Le Tchikoumbi, en langue vili, ou Kikumbi chez les Yombe, est un rite ancestral d’initiation et de fécondité. Ce rituel, autrefois pratiqué par les peuples de la branche nord du Royaume du Kongo, marquait symboliquement le passage des jeunes filles de l’enfance à l’âge nubile. Aujourd’hui, seules les communautés Vili de la République du Congo, les Yombe des deux Congo et les Woyo de l’enclave de Cabinda en perpétuent encore une version limitée.
Origine mythique du rituel
Selon un mythe fondateur du peuple vili, le Maloango, souverain du Royaume de Loango, souhaitait prendre pour épouse une jeune fille d’une beauté exceptionnelle. Cependant, bien qu’elle eût toutes les qualités physiques requises, elle ne possédait pas les vertus nécessaires pour être une bonne épouse. Les dieux, consultés à ce sujet, décidèrent alors d’instaurer un rite d’initiation pour préparer les jeunes filles au mariage. C’est ainsi que le tchikumbi est né, un rituel de passage essentiel pour toute future épouse.
Les étapes du rite d’initiation
Ce rite se composait de plusieurs étapes clés, chacune ayant une signification précise dans l’initiation des jeunes filles.
La première étape, le tchikumbi tchimbwi, marquait l’arrivée des premières règles. Pendant cette période, l’initiée dormait à même le sol avec ses compagnes de claustration, symbolisant l’humilité et la transition vers la maturité. Vient ensuite la Kubwila tchikumbi, ou la capture de l’initiée, où les membres des deux familles se réunissaient pour assister à une danse rituelle, le Nlimba, où la jeune fille accomplissait des prouesses acrobatiques. Enfin, lors de la phase finale, le tchikumbi tchimbwala, l’initiée était officiellement intégrée dans la collectivité, marquant ainsi la fin de son isolement et son entrée dans la vie d’adulte.
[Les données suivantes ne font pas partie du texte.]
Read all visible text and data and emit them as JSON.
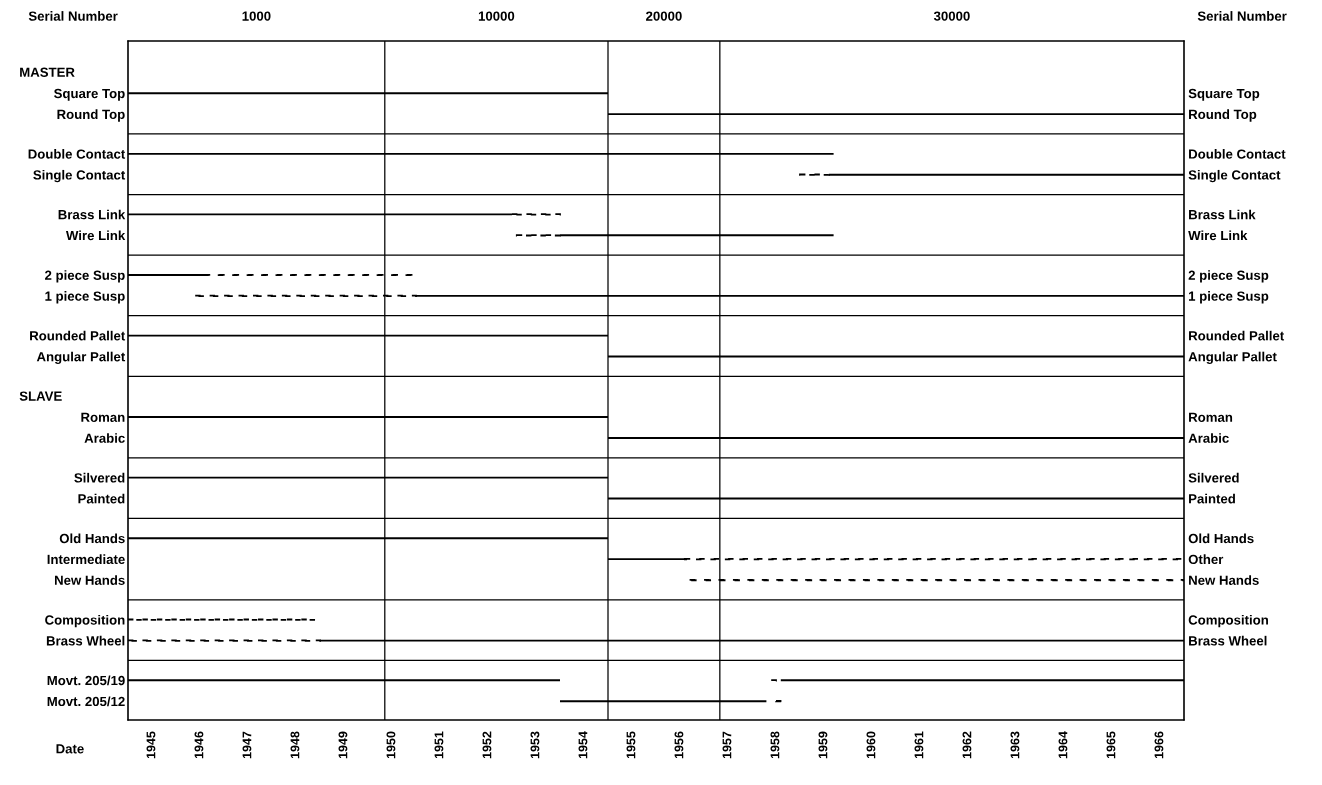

Le déclin du rite traditionnel
Mais ce n’est plus que dans les gestes et les danses que survit aujourd’hui ce rituel complexe et significatif. Les longues périodes de claustration et l’enseignement des traditions familiales et sociales ont disparu, victimes des transformations sociales et des résistances des jeunes générations.
Gertrude, jeune fille vili et danseuse aujourd’hui du tchikumbi raconte : « Les jeunes filles ne sont plus initiées comme avant, et le tchikumbi se réduit désormais à un spectacle de danse en costume traditionnel. La plupart ici ne sont même plus vierges, même si quelques-unes tentent encore de respecter la tradition ».
Une autre a ajouté : « mes copines se moquent de moi par ce que je me déguise en tchikumbi pour danser ou jouer du théâtre des scènes du village, mais moi ça m’est égal. Je suis fier de mes coutumes et j’en apprends beaucoup. Par exemple comment tenir un foyer ou parler avec respect, beaucoup de jeunes filles n’apprennent pas ça et leur foyer fini par se briser »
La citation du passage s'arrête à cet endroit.